“Let’s start with the bad,” said Valentin Pepeljugoski, the Managing Partner of the Pepeljugoski Law Firm in Macedonia, who reported that the strike of Skopje court administration employees that began at the end of May and still continues, is “not good for bar members.”
The strike, which started when administration employees were not included in the recent 35% salary increase received by judges, public prosecutors, and officials in the public prosecutor’s offices, is, according to Pepeljugoski, “really bad for the rule of law, for clients, etc.” He concedes, however, that the salaries of court administration “are really very low” — he called them "beneath human dignity” — and he emphasized that, “if you ask me I fully approve of the administration.” Matters considered “urgent” which can’t easily be postponed — including requests for injunctions, bankruptcies, and IP matters — are being heard, but the solo practitioners and smaller law offices that focus their practices heavily on litigation are being really hurt by the delay in most matters. Business law firms like his, Pepeljugoski says, are better able to weather the storm.

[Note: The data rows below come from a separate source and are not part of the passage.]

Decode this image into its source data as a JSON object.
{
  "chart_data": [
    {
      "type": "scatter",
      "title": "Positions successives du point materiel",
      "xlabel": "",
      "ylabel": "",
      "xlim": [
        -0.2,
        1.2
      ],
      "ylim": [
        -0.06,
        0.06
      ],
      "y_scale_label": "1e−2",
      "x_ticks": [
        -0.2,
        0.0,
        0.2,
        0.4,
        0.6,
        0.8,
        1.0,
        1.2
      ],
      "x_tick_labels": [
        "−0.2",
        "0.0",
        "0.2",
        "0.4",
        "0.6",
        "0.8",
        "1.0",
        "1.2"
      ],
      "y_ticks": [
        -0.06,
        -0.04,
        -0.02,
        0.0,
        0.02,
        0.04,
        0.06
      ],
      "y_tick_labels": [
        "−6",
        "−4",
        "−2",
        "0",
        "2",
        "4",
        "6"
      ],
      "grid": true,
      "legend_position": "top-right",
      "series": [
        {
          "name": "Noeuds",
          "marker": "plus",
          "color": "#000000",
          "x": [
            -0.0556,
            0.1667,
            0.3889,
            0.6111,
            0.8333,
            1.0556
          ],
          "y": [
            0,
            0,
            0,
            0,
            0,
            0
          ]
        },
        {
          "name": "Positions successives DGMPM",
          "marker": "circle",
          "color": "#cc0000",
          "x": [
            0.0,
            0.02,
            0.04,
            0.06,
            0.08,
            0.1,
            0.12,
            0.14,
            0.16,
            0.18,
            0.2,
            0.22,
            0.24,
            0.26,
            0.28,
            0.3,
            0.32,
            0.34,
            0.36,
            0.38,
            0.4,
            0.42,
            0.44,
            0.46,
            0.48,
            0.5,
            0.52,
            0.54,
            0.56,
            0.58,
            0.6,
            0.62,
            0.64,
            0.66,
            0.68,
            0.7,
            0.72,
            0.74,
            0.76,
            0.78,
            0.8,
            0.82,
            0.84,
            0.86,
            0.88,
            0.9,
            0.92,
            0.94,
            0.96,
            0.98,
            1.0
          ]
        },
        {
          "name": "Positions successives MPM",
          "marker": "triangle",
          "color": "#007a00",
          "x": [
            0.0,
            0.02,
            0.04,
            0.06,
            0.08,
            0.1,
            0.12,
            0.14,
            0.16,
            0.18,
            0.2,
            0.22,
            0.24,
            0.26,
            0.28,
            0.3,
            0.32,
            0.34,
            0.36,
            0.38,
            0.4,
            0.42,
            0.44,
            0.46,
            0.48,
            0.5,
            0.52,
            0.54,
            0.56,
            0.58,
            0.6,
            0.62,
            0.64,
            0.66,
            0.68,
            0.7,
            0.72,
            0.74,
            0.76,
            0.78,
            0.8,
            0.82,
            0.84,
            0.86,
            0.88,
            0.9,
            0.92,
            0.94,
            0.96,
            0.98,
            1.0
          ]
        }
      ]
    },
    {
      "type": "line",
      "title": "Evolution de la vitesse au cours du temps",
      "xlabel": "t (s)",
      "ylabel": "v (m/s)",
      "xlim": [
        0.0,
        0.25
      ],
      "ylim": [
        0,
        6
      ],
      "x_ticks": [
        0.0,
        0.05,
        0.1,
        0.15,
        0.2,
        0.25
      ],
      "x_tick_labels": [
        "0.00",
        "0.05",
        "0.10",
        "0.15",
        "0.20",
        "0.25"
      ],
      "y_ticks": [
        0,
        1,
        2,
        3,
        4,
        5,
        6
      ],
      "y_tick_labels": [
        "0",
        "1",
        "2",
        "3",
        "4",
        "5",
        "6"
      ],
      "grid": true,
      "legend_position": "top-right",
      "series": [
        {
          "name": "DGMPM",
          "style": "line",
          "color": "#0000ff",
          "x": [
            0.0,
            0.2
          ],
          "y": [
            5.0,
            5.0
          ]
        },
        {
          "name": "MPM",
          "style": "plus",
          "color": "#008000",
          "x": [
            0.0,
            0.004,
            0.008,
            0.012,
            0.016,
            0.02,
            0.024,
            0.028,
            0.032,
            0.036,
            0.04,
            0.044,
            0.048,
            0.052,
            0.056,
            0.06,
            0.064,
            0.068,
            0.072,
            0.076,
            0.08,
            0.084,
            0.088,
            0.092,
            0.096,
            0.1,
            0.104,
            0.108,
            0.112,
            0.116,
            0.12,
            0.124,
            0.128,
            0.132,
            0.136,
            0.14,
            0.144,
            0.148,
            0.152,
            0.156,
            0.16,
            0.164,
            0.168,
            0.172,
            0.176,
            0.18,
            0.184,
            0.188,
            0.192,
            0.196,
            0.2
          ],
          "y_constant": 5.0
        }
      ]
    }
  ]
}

Otherwise business in Macedonia is as good as it can be in the circumstances, Pepeljugoski says, “although the political situation is not so good.” He refers especially to the energy sector as strong, as the country’s Competition Authority has begun a process of reviewing agreements in the sector very carefully, providing substantial work for lawyers. The Macedonian energy market is not a “free market,” according to Pepeljugoski, with only state-owned enterprises able to purchase energy from suppliers, who are often badly-positioned to sue because of badly-drafted agreements. He also notes that the banking sector is strong.
Interestingly, he refers to an ongoing fight for market share among two trash collecting companies, which spills over regularly into the courts.
Turning to the legal market in Macedonia, Pepeljugoski points out that there are no “big international firms” in the market, as “our law does not allow foreign lawyers to set up classical law firms here as founders,” though he notes that several regional law firms specialized in the former Yugoslavia have “consultant" offices in Skopje. The market is fairly stable, and a few local firms have sprung up recently, started by 2-3 young lawyers, but in his opinion the traditional firms still dominate the market.
Finally, Pepeljugoski noted, a new Civil Code is in the works and expected to be enacted sometime next year. “For me it is not necessary,” he sighed, “because we already have the the law.” He said the decision to create a new Civil Code in the country is following “a trend in CEE,” and said, “for me, it’s not a positive one.” He sighed. “It creates problems when you’re always amending, always revising."